Depuis son élection à la présidence du Pakistan, en Septembre 2008, Asif Ali Zardari a affirmé sa volonté de renforcer le dialogue, et il a fait des déclarations mal reçues par les faucons pakistanais. L’une des raisons qui a motivé ces attentats est de compromettre le rapprochement qui commençait à se faire lentement entre les deux pays.

Quant à l’avenir des relations bilatérales, elles dépendront de la réponse que donnera le gouvernement pakistanais le jour où New Delhi lui donnera les conclusions finales de l’enquête.

 
France 24 : Le président Zardari a dit que le Pakistan souffrait lui aussi du terrorisme.

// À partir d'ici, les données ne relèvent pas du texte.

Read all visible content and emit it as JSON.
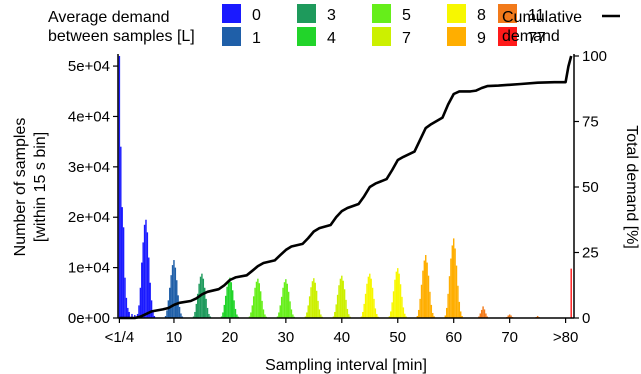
{
  "chart_data": {
    "type": "bar",
    "xlabel": "Sampling interval [min]",
    "ylabel_lines": [
      "Number of samples",
      "[within 15 s bin]"
    ],
    "y2label": "Total demand [%]",
    "x_range": [
      0,
      81.5
    ],
    "ylim": [
      0,
      52000
    ],
    "y2lim": [
      0,
      100
    ],
    "x_ticks": [
      {
        "value": 0.25,
        "label": "<1/4"
      },
      {
        "value": 10,
        "label": "10"
      },
      {
        "value": 20,
        "label": "20"
      },
      {
        "value": 30,
        "label": "30"
      },
      {
        "value": 40,
        "label": "40"
      },
      {
        "value": 50,
        "label": "50"
      },
      {
        "value": 60,
        "label": "60"
      },
      {
        "value": 70,
        "label": "70"
      },
      {
        "value": 80,
        "label": ">80"
      }
    ],
    "y_ticks": [
      {
        "value": 0,
        "label": "0e+00"
      },
      {
        "value": 10000,
        "label": "1e+04"
      },
      {
        "value": 20000,
        "label": "2e+04"
      },
      {
        "value": 30000,
        "label": "3e+04"
      },
      {
        "value": 40000,
        "label": "4e+04"
      },
      {
        "value": 50000,
        "label": "5e+04"
      }
    ],
    "y2_ticks": [
      {
        "value": 0,
        "label": "0"
      },
      {
        "value": 25,
        "label": "25"
      },
      {
        "value": 50,
        "label": "50"
      },
      {
        "value": 75,
        "label": "75"
      },
      {
        "value": 100,
        "label": "100"
      }
    ],
    "legend": {
      "title_lines": [
        "Average demand",
        "between samples [L]"
      ],
      "placement": "top",
      "items": [
        {
          "label": "0",
          "color": "#1a1aff"
        },
        {
          "label": "1",
          "color": "#1f5fa8"
        },
        {
          "label": "3",
          "color": "#1e9a5c"
        },
        {
          "label": "4",
          "color": "#22d42a"
        },
        {
          "label": "5",
          "color": "#66ee1a"
        },
        {
          "label": "7",
          "color": "#ccf000"
        },
        {
          "label": "8",
          "color": "#f7f700"
        },
        {
          "label": "9",
          "color": "#ffae00"
        },
        {
          "label": "11",
          "color": "#f27a1a"
        },
        {
          "label": "77",
          "color": "#ff1a1a"
        }
      ],
      "line_label_lines": [
        "Cumulative",
        "demand"
      ]
    },
    "histogram_series": [
      {
        "name": "0",
        "color": "#1a1aff",
        "x": [
          0.25,
          0.5,
          0.75,
          1.0,
          1.25,
          1.5,
          1.75,
          2.0,
          2.5,
          3.0,
          3.5,
          4.0
        ],
        "values": [
          52000,
          34000,
          22000,
          18000,
          8000,
          4000,
          2000,
          1200,
          800,
          600,
          500,
          400
        ]
      },
      {
        "name": "0",
        "color": "#1a1aff",
        "x": [
          3.5,
          3.75,
          4.0,
          4.25,
          4.5,
          4.75,
          5.0,
          5.25,
          5.5,
          5.75,
          6.0,
          6.25,
          6.5
        ],
        "values": [
          800,
          2500,
          6000,
          11000,
          15000,
          18500,
          19500,
          17000,
          12000,
          7000,
          3500,
          1200,
          400
        ]
      },
      {
        "name": "1",
        "color": "#1f5fa8",
        "x": [
          8.5,
          8.75,
          9.0,
          9.25,
          9.5,
          9.75,
          10.0,
          10.25,
          10.5,
          10.75,
          11.0,
          11.25,
          11.5
        ],
        "values": [
          400,
          1500,
          3500,
          6000,
          8500,
          10500,
          11500,
          10000,
          7500,
          4500,
          2200,
          900,
          300
        ]
      },
      {
        "name": "3",
        "color": "#1e9a5c",
        "x": [
          13.5,
          13.75,
          14.0,
          14.25,
          14.5,
          14.75,
          15.0,
          15.25,
          15.5,
          15.75,
          16.0,
          16.25,
          16.5
        ],
        "values": [
          300,
          1200,
          2800,
          4800,
          6800,
          8200,
          8800,
          7800,
          6000,
          3800,
          2000,
          800,
          300
        ]
      },
      {
        "name": "4",
        "color": "#22d42a",
        "x": [
          18.5,
          18.75,
          19.0,
          19.25,
          19.5,
          19.75,
          20.0,
          20.25,
          20.5,
          20.75,
          21.0,
          21.25,
          21.5
        ],
        "values": [
          300,
          1100,
          2600,
          4400,
          6200,
          7400,
          8000,
          7100,
          5500,
          3500,
          1800,
          700,
          250
        ]
      },
      {
        "name": "5",
        "color": "#66ee1a",
        "x": [
          23.5,
          23.75,
          24.0,
          24.25,
          24.5,
          24.75,
          25.0,
          25.25,
          25.5,
          25.75,
          26.0,
          26.25,
          26.5
        ],
        "values": [
          300,
          1100,
          2500,
          4300,
          6000,
          7200,
          7800,
          6900,
          5300,
          3400,
          1700,
          700,
          250
        ]
      },
      {
        "name": "5",
        "color": "#66ee1a",
        "x": [
          28.5,
          28.75,
          29.0,
          29.25,
          29.5,
          29.75,
          30.0,
          30.25,
          30.5,
          30.75,
          31.0,
          31.25,
          31.5
        ],
        "values": [
          300,
          1100,
          2500,
          4200,
          6000,
          7100,
          7700,
          6800,
          5200,
          3300,
          1700,
          700,
          250
        ]
      },
      {
        "name": "7",
        "color": "#ccf000",
        "x": [
          33.5,
          33.75,
          34.0,
          34.25,
          34.5,
          34.75,
          35.0,
          35.25,
          35.5,
          35.75,
          36.0,
          36.25,
          36.5
        ],
        "values": [
          300,
          1100,
          2500,
          4300,
          6100,
          7300,
          7900,
          7000,
          5400,
          3400,
          1700,
          700,
          250
        ]
      },
      {
        "name": "7",
        "color": "#ccf000",
        "x": [
          38.5,
          38.75,
          39.0,
          39.25,
          39.5,
          39.75,
          40.0,
          40.25,
          40.5,
          40.75,
          41.0,
          41.25,
          41.5
        ],
        "values": [
          300,
          1200,
          2700,
          4600,
          6500,
          7800,
          8400,
          7400,
          5700,
          3600,
          1800,
          750,
          250
        ]
      },
      {
        "name": "8",
        "color": "#f7f700",
        "x": [
          43.5,
          43.75,
          44.0,
          44.25,
          44.5,
          44.75,
          45.0,
          45.25,
          45.5,
          45.75,
          46.0,
          46.25,
          46.5
        ],
        "values": [
          300,
          1200,
          2800,
          4800,
          6800,
          8200,
          8800,
          7800,
          6000,
          3800,
          1900,
          800,
          250
        ]
      },
      {
        "name": "8",
        "color": "#f7f700",
        "x": [
          48.5,
          48.75,
          49.0,
          49.25,
          49.5,
          49.75,
          50.0,
          50.25,
          50.5,
          50.75,
          51.0,
          51.25,
          51.5
        ],
        "values": [
          350,
          1300,
          3100,
          5300,
          7600,
          9200,
          9900,
          8800,
          6700,
          4200,
          2100,
          850,
          300
        ]
      },
      {
        "name": "9",
        "color": "#ffae00",
        "x": [
          53.5,
          53.75,
          54.0,
          54.25,
          54.5,
          54.75,
          55.0,
          55.25,
          55.5,
          55.75,
          56.0,
          56.25,
          56.5
        ],
        "values": [
          400,
          1600,
          3800,
          6600,
          9400,
          11400,
          12500,
          11000,
          8400,
          5200,
          2600,
          1000,
          350
        ]
      },
      {
        "name": "9",
        "color": "#ffae00",
        "x": [
          58.5,
          58.75,
          59.0,
          59.25,
          59.5,
          59.75,
          60.0,
          60.25,
          60.5,
          60.75,
          61.0,
          61.25,
          61.5
        ],
        "values": [
          500,
          2000,
          4800,
          8300,
          11800,
          14400,
          15800,
          13800,
          10400,
          6400,
          3200,
          1300,
          400
        ]
      },
      {
        "name": "11",
        "color": "#f27a1a",
        "x": [
          64.5,
          64.75,
          65.0,
          65.25,
          65.5,
          65.75,
          66.0
        ],
        "values": [
          300,
          900,
          1600,
          2300,
          1700,
          900,
          300
        ]
      },
      {
        "name": "11",
        "color": "#f27a1a",
        "x": [
          69.5,
          69.75,
          70.0,
          70.25,
          70.5
        ],
        "values": [
          200,
          500,
          700,
          500,
          200
        ]
      },
      {
        "name": "11",
        "color": "#f27a1a",
        "x": [
          74.75,
          75.0,
          75.25
        ],
        "values": [
          200,
          400,
          200
        ]
      },
      {
        "name": "77",
        "color": "#ff1a1a",
        "x": [
          81.0
        ],
        "values": [
          9800
        ]
      }
    ],
    "cumulative_line": {
      "name": "Cumulative demand",
      "axis": "right",
      "color": "#000000",
      "x": [
        0.25,
        3,
        4,
        5,
        6,
        8,
        9,
        10,
        11,
        13,
        14,
        15,
        16,
        18,
        19,
        20,
        21,
        23,
        24,
        25,
        26,
        28,
        29,
        30,
        31,
        33,
        34,
        35,
        36,
        38,
        39,
        40,
        41,
        43,
        44,
        45,
        46,
        48,
        49,
        50,
        51,
        53,
        54,
        55,
        56,
        58,
        59,
        60,
        61,
        63,
        64,
        65,
        66,
        68,
        70,
        72,
        75,
        78,
        80,
        80.5,
        81
      ],
      "values": [
        0,
        0,
        0.5,
        1.5,
        2.5,
        3.3,
        3.8,
        5.0,
        5.8,
        6.5,
        7.5,
        9.0,
        10.0,
        11.0,
        12.5,
        14.5,
        15.5,
        16.3,
        18.0,
        19.8,
        21.0,
        22.0,
        24.0,
        26.0,
        27.3,
        28.3,
        30.5,
        33.0,
        34.3,
        35.5,
        38.5,
        40.8,
        42.0,
        43.5,
        46.5,
        50.0,
        51.3,
        53.0,
        56.5,
        60.3,
        61.5,
        63.5,
        68.0,
        72.5,
        74.0,
        76.5,
        81.5,
        85.5,
        86.5,
        86.5,
        86.8,
        87.8,
        88.5,
        88.7,
        89.0,
        89.3,
        89.8,
        90.0,
        90.0,
        96.0,
        100.0
      ]
    }
  }
}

D’autres sources évoquent pourtant le rôle indirect qu’auraient pu jouer les services de renseignement de ce pays (ISI) dans ces attentats. Pensez-vous que ISI garde encore la capacité d’agir en sous-main ?

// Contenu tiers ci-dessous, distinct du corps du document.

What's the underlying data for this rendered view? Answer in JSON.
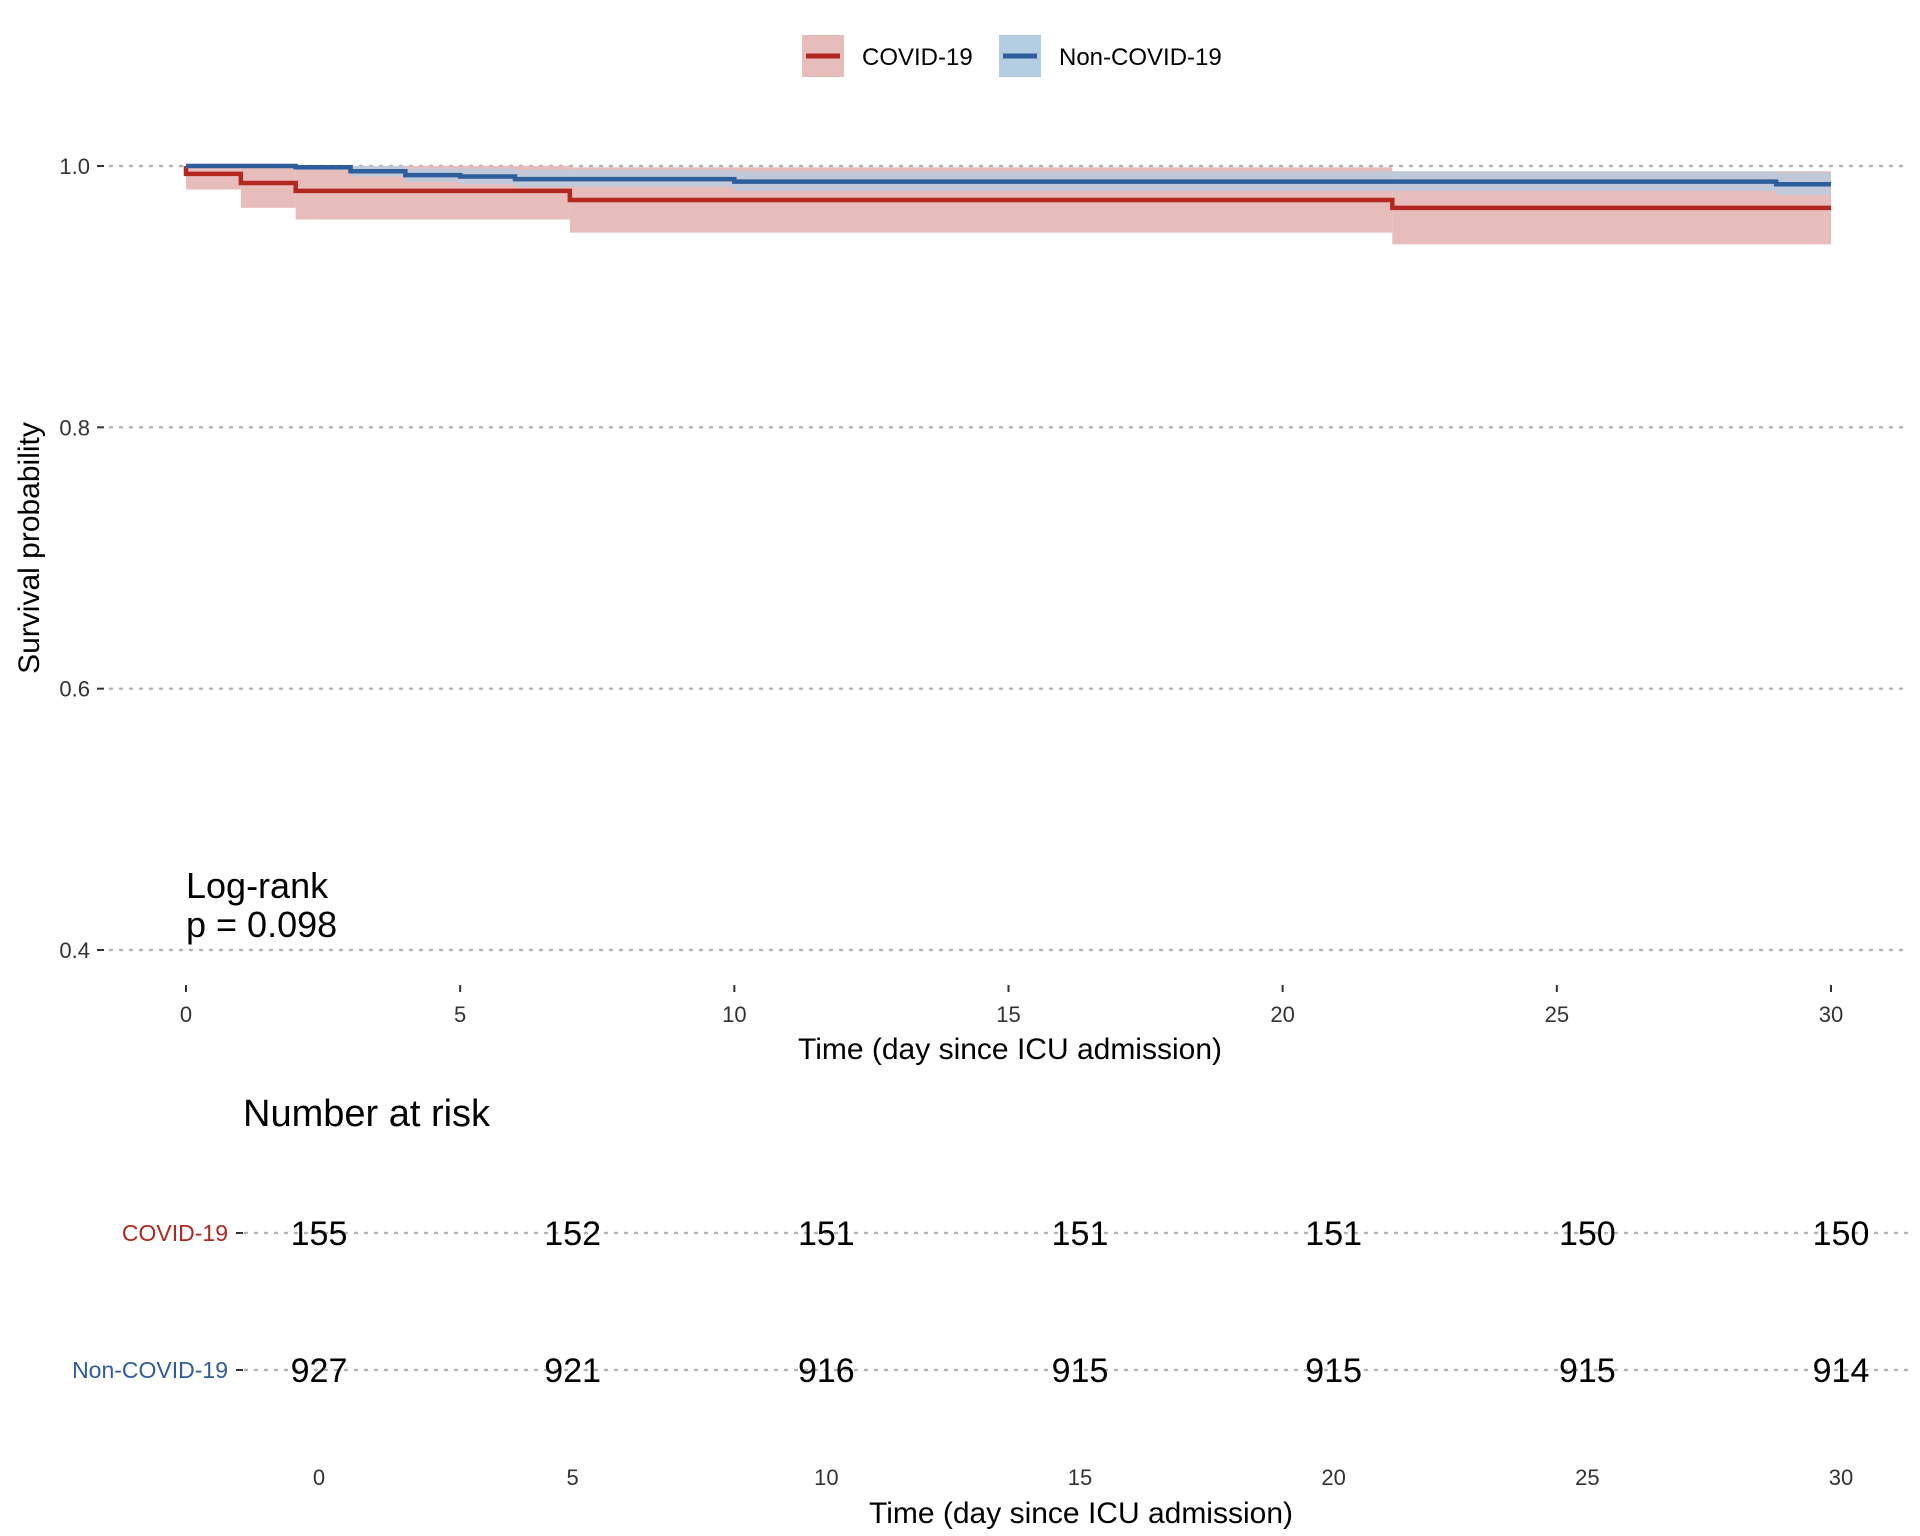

J.-L. R. : Assurément, le Pakistan souffre lui aussi du terrorisme, et de plus en plus. Mais la question est rendue plus complexe par le rôle qu’ont joué les services de renseignement de l’ISI. La question centrale qui préoccupe les responsables indiens est de savoir si, au sein de l’ISI, les liens ont été totalement coupés avec les islamistes ou non. S’ils ne l’ont pas été, à quel niveau se situent-ils ?

Cette question est très sensible car elle touche à la fois aux relations entre Inde et Pakistan, et aux relations entre pouvoir politique civil et armée pakistanaise. L’ISI, en effet, est sous le contrôle de l’armée. Quant aux questions sur l’éventualité d’une guerre entre l’Inde et le Pakistan, il faut être très prudent. Nous n’en sommes pas là.

Il faut d’ailleurs rappeler qu’en 2002, après l’attaque contre le Parlement indien, New Delhi puis Islamabad ont massé leurs troupes le long de leurs frontières. Mais cette tension très sérieuse n’avait pas débouché sur une guerre. La dissuasion nucléaire joue pour partie. La pression internationale aussi, entre autres celle de Washington. L’hypothèse d’un conflit armé reste prématurée.